Recently, Magura upped the ante in terms of brake power with their super moto inspired MT7 quad piston brakes. They also had the light weight end of the spectrum covered with their dual piston, super light MT8. With the MT7 positioned more towards extreme riding and the MT8 aimed towards XC, trail riders were left somewhere in the middle. Wanting to offer a more trail friendly brake, Magura did some mixing and matching and came up with the new MT Trail Carbon…
Essentially, the new brake is just a mash up of current parts, but it’s one that looks quite good. At the caliper end you’ll find the standard MT7 quad piston caliper up front and the MT8 dual piston caliper in the rear. Still plenty of power for most trail bikes, but less weight. To give the brakes a bit of differentiation, they are polished to a near mirror finish with blue accents on the sides.
Those calipers are then mated to the MT8 Carbotecture brake lever with a Carbolay carbon lever. Reach adjust is tooled, and the levers can be run on either side of the bar for standard or moto braking.
On the scale, the front brake came in at 252g and the rear at 222g with full length housing and fluid, but without rotors or mounting hardware. Not bad for what should be some seriously powerful brakes. Magura claims the complete brake is 15% lighter than the MT7 but only 5% heavier than the MT8. Brakes will be sold for $299 each with Storm HC rotors in 160, 180, or 203mm rotors.
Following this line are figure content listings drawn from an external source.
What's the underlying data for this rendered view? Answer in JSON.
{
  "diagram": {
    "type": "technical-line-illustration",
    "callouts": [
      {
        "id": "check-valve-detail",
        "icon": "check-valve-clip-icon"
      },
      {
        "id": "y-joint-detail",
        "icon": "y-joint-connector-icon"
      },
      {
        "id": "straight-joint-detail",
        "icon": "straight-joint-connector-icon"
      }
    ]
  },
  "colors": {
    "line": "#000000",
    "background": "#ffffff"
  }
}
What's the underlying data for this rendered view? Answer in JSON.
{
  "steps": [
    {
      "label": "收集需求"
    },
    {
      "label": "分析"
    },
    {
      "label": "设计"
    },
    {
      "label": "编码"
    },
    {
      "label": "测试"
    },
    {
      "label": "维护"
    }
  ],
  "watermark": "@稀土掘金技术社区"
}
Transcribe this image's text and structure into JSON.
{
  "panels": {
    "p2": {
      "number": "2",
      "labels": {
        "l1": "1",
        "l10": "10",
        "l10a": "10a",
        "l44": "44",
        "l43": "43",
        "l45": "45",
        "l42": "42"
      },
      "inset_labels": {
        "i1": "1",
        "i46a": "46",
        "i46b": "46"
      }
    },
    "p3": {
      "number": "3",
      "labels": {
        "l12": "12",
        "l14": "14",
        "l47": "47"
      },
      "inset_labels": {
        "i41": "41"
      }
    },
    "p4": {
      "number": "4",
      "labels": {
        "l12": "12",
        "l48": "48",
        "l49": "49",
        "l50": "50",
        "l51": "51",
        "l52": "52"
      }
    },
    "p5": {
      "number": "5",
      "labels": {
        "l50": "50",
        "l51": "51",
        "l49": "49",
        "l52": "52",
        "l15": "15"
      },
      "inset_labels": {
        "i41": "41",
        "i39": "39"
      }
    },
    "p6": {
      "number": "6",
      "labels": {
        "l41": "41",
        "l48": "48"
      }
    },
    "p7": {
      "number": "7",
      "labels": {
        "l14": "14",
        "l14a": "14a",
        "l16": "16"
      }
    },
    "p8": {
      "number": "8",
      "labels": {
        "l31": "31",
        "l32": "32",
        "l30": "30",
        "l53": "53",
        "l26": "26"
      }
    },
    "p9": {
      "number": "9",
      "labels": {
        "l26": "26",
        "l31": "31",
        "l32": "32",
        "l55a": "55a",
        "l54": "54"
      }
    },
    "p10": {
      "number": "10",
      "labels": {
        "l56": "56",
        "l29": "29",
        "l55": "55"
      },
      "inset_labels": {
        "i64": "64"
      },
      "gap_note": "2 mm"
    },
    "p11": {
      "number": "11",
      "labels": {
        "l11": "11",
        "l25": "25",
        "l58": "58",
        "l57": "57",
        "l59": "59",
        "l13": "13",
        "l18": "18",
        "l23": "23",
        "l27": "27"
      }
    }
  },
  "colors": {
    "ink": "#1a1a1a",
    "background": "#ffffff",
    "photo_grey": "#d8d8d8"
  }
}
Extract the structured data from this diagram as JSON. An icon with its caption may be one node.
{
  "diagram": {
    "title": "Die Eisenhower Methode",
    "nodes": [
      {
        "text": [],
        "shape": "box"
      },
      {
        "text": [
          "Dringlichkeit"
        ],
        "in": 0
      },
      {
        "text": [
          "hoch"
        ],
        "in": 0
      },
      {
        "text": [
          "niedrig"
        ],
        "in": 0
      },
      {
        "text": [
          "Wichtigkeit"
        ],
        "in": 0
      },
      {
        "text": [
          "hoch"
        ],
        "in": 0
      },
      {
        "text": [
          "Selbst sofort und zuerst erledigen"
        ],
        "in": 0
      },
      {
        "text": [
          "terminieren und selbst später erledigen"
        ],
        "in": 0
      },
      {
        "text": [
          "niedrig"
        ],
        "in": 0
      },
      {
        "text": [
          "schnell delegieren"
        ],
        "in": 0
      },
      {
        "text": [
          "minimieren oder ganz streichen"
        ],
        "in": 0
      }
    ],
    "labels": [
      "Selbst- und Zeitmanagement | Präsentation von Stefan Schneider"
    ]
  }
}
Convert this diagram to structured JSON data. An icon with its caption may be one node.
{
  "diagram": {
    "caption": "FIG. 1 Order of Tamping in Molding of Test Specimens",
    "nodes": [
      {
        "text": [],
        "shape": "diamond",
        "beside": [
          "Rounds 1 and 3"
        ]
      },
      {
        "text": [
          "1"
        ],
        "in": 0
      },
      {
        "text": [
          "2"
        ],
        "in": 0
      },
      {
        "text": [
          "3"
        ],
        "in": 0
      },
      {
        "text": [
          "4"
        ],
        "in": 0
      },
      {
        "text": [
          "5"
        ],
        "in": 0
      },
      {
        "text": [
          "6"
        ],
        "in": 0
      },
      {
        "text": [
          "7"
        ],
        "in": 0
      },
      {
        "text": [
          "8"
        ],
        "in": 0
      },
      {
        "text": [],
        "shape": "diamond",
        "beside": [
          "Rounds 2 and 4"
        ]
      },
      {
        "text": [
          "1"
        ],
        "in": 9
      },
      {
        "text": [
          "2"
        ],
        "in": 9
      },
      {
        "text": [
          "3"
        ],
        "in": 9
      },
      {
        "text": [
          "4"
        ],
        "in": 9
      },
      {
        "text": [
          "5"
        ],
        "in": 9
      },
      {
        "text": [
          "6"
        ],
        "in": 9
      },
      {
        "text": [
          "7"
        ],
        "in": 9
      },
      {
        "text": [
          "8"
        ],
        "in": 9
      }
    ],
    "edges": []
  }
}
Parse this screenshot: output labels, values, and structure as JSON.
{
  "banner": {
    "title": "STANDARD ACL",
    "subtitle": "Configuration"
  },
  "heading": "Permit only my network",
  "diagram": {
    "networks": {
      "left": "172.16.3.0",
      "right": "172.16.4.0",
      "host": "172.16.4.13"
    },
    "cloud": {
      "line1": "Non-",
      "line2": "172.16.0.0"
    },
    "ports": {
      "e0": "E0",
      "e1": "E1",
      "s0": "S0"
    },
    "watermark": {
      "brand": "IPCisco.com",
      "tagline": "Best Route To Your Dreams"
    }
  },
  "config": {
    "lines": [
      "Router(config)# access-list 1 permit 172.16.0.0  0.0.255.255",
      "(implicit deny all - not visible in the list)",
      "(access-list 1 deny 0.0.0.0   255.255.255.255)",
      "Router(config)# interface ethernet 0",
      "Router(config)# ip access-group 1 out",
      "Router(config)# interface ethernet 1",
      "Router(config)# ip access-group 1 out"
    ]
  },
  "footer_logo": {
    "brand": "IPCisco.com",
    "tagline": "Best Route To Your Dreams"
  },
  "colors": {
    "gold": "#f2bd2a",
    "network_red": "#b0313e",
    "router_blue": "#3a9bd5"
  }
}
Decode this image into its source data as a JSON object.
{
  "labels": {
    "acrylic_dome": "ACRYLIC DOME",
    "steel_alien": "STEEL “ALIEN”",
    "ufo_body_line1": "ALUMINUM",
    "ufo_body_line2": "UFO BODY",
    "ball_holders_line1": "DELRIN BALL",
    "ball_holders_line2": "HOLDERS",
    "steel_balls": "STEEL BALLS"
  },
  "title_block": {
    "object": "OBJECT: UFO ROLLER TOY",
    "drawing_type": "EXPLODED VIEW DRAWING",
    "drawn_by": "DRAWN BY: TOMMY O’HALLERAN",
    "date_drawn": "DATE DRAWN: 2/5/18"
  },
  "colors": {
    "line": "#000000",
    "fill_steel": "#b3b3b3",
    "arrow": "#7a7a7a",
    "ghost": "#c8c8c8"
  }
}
S… , everything runs in circles , did that in 93 on my 1st Stinky with a Gustav front and a Louise rear
Read that as 2003
On two of my bikes I’m running Hope X2’s up front and E4’s at the rear. It seems more logical to me than the other way around. Interesting to see that there are others mixing things up.
Looks nice! Interesting choice to leave out the tool free reach adjust on these, when they have it on the MT8.
What is the point of tool-free reach adjustment anyway? I set-up a bike once, maybe tweak a bit but after that the brake reach stays in the same position for the bikes lifetime.
Been running this set up for about a year now, with MT8 everything save an MT7 front caliper. It’s the bees’ knees of brakes, says me.
I ran this sort of set up with Hope units back as far as 2000. Zero reason for the rear to be equal to the front.